Recently I was solving some more problems and came across IPSC 2015 G, Generating Synergy. I think the problem and my alternative solution are pretty cool.

TLDR: Store decreasing maxdepth monostack in each segtree node, for query, binary search $$$log N$$$ monostacks and get maximum update.

Code

Abridged problem version: You are given a tree of $$$N$$$ nodes, rooted at node $$$1$$$. Initially, the value of all nodes is $$$1$$$. Handle $$$Q$$$ operations of 2 possible types:

  • Update all nodes in subtree of node $$$a$$$ and depth $$$\le dep_a + l$$$ with value c. $$$dep_a$$$ (depth of node a) is defined to be number of nodes on the path from node $$$a$$$ to root node. So the root has depth $$$1$$$, the root's direct children have depth $$$2$$$...etc...
  • Find the value of node $$$a$$$.

We first apply Euler Tour Technique. Then the original update operation is represented by updating all positions in $$$[tin_a, tout_a]$$$ with depth $$$\le dep_a + l$$$ (in other words, a maxdepth of $$$dep_a + l$$$), the query operation is to find value of position $$$tin_a$$$.

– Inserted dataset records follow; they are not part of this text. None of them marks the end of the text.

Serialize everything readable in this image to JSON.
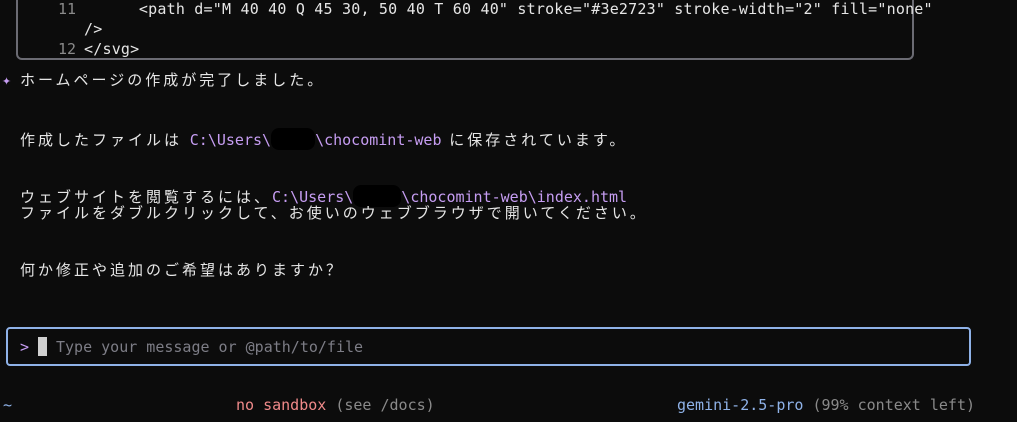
{
  "code_block": {
    "lines": [
      {
        "number": "11",
        "text": "    <path d=\"M 40 40 Q 45 30, 50 40 T 60 40\" stroke=\"#3e2723\" stroke-width=\"2\" fill=\"none\""
      },
      {
        "number": "",
        "text": "/>"
      },
      {
        "number": "12",
        "text": "</svg>"
      }
    ]
  },
  "response": {
    "icon": "sparkle-icon",
    "heading": "ホームページの作成が完了しました。",
    "saved_prefix": "作成したファイルは ",
    "saved_path_a": "C:\\Users\\",
    "saved_path_b": "\\chocomint-web",
    "saved_suffix": " に保存されています。",
    "view_prefix": "ウェブサイトを閲覧するには、",
    "view_path_a": "C:\\Users\\",
    "view_path_b": "\\chocomint-web\\index.html",
    "view_line2": "ファイルをダブルクリックして、お使いのウェブブラウザで開いてください。",
    "question": "何か修正や追加のご希望はありますか？"
  },
  "input": {
    "prompt_symbol": ">",
    "placeholder": "Type your message or @path/to/file",
    "value": ""
  },
  "footer": {
    "cwd": "~",
    "sandbox_label": "no sandbox",
    "sandbox_hint": " (see /docs)",
    "model": "gemini-2.5-pro",
    "context": " (99% context left)"
  },
  "colors": {
    "background": "#0c0c0c",
    "accent_purple": "#c69df2",
    "accent_blue": "#8fb2e8",
    "warning_red": "#f08a8a"
  }
}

Then, let's try to incorporate segment tree (after all, this problem is basically Range Update Point Query). From now, we refer to nodes in the original tree as "positions" to avoid confusion with nodes in the segment tree. Each segment tree node will represent a range of positions, to do this we store in each node a resizable array (like std::vector).

For updates we "push" the update information to $$$O(log N)$$$ nodes.

For queries, we are tasked with finding the LRU (latest relevant update) of some position $$$a$$$. In other words, the latest update which changes the value of position $$$a$$$, i.e. has a maxdepth $$$>= dep_a$$$ and has been pushed to a segment tree node which contains $$$a$$$ (any update that has a chance of changing value of $$$a$$$ must have been pushed to a segtree node which contains position $$$a$$$.). There are ~$$$log N$$$ such nodes.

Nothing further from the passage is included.